Tenía la sensación de que esta conversación estaba a punto de dar un giro desagradable, pero no podía soportar a los Alfas arrogantes. Los Omegas Sensibles retrocederían en una pelea que no podrían ganar, pero en este caso, Jimin tenía todas las cartas.

Bueno, para ser justo, no recibiría pago si no hiciera su trabajo. —¿Por qué alguien haría lo que estás haciendo?

—¿Disculpa?

—Vender tus servicios. —Jungkook prácticamente escupió las últimas palabras como si fueran veneno.

Las manos de Jimin comenzaron a temblar de ira, así que dejó su vaso y se conformó con apretar los puños a los costados.

—¿Qué demonios? ¿Qué derecho tienes para juzgar lo que hago? Omegas sustitutos para dar a las parejas shifters que no pueden tener su propia cría…

—Deja de citar el maldito panfleto—interrumpió Jungkook.

¿Qué demonios le pasaba a este hombre?

Un poco más y Jimin saldría corriendo, pero no sin decirle a este tipo que se fuera a la mierda.

—¿Crees que estoy haciendo esto por dinero?—Jimin preguntó, poniéndose de pie.

—¿Qué otra razón hay? Las personas decentes pueden ganarse la vida haciendo otra cosa —respondió Jungkook.

—¿Me estás llamando indecente ahora? Ni siquiera me conoces, mojigato.

—Espera, ¿qué está pasando aquí? Jimin, ¿qué pasa? —Yoongi preguntó rápidamente colocando el vaso de té helado e interponiéndose entre ellos.

¿En qué momento escalaron las cosas tan rápido?
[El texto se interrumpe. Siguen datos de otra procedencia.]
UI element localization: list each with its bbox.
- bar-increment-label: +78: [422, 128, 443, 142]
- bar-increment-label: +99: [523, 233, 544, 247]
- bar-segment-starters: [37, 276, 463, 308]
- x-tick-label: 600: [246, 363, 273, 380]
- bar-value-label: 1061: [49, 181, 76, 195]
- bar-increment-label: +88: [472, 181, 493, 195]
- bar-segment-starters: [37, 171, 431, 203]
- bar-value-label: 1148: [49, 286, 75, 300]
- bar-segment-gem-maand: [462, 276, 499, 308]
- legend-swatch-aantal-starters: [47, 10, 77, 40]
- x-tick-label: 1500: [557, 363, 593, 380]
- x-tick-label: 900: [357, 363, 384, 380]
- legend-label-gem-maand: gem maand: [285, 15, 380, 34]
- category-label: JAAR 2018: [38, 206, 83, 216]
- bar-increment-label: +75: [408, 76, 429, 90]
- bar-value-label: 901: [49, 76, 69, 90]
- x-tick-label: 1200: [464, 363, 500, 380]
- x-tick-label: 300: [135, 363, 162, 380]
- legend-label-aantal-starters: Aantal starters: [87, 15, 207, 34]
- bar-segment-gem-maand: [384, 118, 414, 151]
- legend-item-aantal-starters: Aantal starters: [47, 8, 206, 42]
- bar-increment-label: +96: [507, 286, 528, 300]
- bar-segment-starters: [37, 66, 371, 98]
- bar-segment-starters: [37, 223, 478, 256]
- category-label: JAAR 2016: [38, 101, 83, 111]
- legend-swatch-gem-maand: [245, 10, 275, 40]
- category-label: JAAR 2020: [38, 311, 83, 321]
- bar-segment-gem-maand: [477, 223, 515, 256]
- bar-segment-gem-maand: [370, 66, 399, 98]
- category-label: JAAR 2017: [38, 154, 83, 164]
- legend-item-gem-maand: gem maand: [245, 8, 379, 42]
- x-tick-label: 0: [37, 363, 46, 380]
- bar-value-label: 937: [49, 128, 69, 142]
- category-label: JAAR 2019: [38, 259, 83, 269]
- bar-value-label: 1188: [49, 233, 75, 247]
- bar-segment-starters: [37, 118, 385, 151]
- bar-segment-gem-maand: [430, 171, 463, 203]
Jimin no lo sabía. No podía pensar con claridad, no con este estúpido Alfa alrededor. Lo que sí sabía, era el hecho de que no podía estar así de enojado. Las intensas emociones como la ira no serían buenas para el cachorro que crecía en su vientre.

—No sé lo que le hice a tu esposo, Yoongi —dijo Jimin, calmándose a sí mismo. —Pero la próxima vez, prefiero no encontrarme con él.

Jimin le dio la espalda.

—Oh genial, se marcha —murmuró Jungkook.

—Basta —gritó Yoongi, haciendo que Jimin detuviera sus pasos.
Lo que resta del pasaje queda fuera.